Eddie held up his hand like he was working traffic. "I too have had a change of heart," he said. "Don't worry, Mr. Podrazo. I'll sell it to the Grand Jury somehow, and keep you out of it. The Fergis brothers will be indicted first thing tomorrow morning."
Then Eddie Plum folded his hands and leaned in close.
"Now, Sammy," he whispered. "What else have you got?"
I went for a run that evening, heading into the flat slanting rays of the setting sun. When I got home it was dark, and late, but I felt good, like I'd accomplished something. I went to pick up the mail before going into the house. I don't know what made me feel worse—the mail that still came for her and that I never tried to stop, or the fact that Liz waited for two months before I got around to digging the hole for the post to mount her mailbox on. What could I have been doing for two months that was more important than planting that mailbox for her? It'd bothered me a lot over this past year. But no more. Not after tonight.
I took a quick shower, then put on my bathrobe and wandered through the empty rooms of my big empty house, switching on lights and switching them off again. When I figured it was time, I got a beer from the fridge and put The Ghost and Mrs.
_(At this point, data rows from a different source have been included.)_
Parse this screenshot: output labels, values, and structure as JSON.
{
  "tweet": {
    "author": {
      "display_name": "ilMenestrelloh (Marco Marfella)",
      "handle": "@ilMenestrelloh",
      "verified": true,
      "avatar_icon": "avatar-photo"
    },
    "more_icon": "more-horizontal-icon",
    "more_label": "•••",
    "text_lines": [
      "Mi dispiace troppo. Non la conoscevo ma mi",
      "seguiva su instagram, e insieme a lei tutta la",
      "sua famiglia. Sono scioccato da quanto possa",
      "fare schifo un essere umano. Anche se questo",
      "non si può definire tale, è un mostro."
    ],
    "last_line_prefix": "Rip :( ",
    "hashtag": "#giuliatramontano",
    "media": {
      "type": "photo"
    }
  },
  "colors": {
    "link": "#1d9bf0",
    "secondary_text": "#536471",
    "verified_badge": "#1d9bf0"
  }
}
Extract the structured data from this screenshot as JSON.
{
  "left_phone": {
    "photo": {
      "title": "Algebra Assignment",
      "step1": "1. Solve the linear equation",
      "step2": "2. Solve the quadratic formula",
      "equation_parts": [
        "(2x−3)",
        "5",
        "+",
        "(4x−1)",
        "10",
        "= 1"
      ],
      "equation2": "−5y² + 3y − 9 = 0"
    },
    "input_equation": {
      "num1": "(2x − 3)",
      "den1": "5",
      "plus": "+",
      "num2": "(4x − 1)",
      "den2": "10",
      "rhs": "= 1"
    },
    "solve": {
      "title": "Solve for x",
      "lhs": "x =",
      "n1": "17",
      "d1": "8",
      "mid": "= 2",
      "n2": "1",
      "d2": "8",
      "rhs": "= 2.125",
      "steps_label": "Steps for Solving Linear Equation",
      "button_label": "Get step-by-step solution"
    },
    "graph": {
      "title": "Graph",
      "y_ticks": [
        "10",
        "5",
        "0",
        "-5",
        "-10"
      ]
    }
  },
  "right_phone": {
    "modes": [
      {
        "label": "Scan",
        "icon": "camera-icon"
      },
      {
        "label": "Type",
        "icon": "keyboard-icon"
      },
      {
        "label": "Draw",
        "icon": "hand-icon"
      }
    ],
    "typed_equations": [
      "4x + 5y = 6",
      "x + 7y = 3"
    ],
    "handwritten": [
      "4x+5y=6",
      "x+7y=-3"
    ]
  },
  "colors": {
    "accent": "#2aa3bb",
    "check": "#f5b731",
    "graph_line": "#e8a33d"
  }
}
Muir in the Blu-ray player, and pulled my service pistol from my bathrobe pocket and laid it on the table next to my recliner. I sat there for a long time with the sound turned low, watching the movie without really watching it, waiting, half dozing, and when Liz came I could sense her standing beside me, reaching for me. I put my hand to my shoulder, where I felt the soft caress of her fingers.
"Thanks for the tip about Cody Fergis and the orange van," I told her. "It came in real handy."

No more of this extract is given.